A projection of the Book of Kells which we saw with our very own eyes at Trinity College in Dublin. I cried.

13. I LOVE BRIAN MURPHY EVEN MORE THAN EVER.

Day 1 of the next seven years - Bridgeport, CT

On our first Sunday back at the Church of the Apostles, Brian said it about me first. It caught me by surprise and made me cry a little bit. But I feel the same way, and I don’t take it for granted. To be married for (almost) 32 years and to be able to grow closer together as we continue to grow in our love for Jesus and ourselves is an astounding grace. (Even better than charcuterie!)

Brian’s not the only person I now love more than ever. In the lavish abundance of God’s restful economy, the love of God enlarges, rather than diminishes, my capacity to love God, others, and my own self.
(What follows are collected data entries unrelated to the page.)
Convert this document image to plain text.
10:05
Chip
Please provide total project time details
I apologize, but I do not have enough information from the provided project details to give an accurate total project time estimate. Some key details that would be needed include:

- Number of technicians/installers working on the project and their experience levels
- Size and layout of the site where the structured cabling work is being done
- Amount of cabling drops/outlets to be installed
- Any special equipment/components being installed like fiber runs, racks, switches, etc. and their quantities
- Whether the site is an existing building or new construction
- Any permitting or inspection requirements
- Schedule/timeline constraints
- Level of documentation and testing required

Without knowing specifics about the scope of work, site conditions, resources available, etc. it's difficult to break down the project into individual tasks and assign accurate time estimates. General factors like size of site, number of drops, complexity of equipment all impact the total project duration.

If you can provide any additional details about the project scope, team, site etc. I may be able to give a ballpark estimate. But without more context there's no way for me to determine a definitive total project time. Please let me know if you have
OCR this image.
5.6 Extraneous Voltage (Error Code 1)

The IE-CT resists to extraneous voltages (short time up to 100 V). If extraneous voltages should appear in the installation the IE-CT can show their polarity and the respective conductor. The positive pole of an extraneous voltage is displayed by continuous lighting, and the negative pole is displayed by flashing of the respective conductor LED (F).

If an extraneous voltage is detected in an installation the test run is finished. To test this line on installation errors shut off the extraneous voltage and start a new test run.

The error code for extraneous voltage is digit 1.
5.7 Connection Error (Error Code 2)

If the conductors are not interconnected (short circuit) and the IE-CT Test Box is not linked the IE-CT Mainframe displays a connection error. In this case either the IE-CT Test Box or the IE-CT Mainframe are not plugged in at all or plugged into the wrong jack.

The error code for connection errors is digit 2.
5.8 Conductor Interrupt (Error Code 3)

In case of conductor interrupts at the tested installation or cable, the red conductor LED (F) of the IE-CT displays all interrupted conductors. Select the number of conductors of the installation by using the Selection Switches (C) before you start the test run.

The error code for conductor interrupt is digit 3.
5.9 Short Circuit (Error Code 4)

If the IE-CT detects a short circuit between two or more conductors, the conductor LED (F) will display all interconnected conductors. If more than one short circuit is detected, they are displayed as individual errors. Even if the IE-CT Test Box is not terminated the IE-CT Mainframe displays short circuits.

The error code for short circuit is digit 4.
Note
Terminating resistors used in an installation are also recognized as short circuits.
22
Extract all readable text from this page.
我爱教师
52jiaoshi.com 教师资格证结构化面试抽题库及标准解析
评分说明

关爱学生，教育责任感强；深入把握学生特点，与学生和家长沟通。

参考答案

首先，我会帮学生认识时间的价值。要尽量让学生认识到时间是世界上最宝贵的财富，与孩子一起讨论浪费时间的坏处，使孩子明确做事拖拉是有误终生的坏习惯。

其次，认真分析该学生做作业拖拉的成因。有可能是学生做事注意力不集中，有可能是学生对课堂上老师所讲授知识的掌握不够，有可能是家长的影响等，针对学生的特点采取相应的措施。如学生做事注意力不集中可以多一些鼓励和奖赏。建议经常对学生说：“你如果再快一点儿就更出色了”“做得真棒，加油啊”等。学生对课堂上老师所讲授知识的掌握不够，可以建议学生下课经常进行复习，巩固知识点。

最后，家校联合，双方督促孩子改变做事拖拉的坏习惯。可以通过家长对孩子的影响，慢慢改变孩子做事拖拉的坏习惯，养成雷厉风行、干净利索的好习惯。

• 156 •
I listen again to our friend and pastor Etienne's prayer over us as we left for sabbatical three months ago: “Brian and Tamara, may the peace of the Lord Christ go with you wherever He may send you. May he guide you in the wilderness and protect you in the storm. May he bring you home rejoicing at the wonders he has shown you. May he bring you home rejoicing once again into our doors. May the grace of our Lord Jesus Christ and the love of God, and the communion of the Holy Spirit be with you and those you love. Amen.”

Thanks be to God for hearing our prayer.

Amen.

 

May you find deep rest and peace for your body and soul in the coming season, friends.

Peace,

Tamara


Now it’s your turn. What did you learn this summer?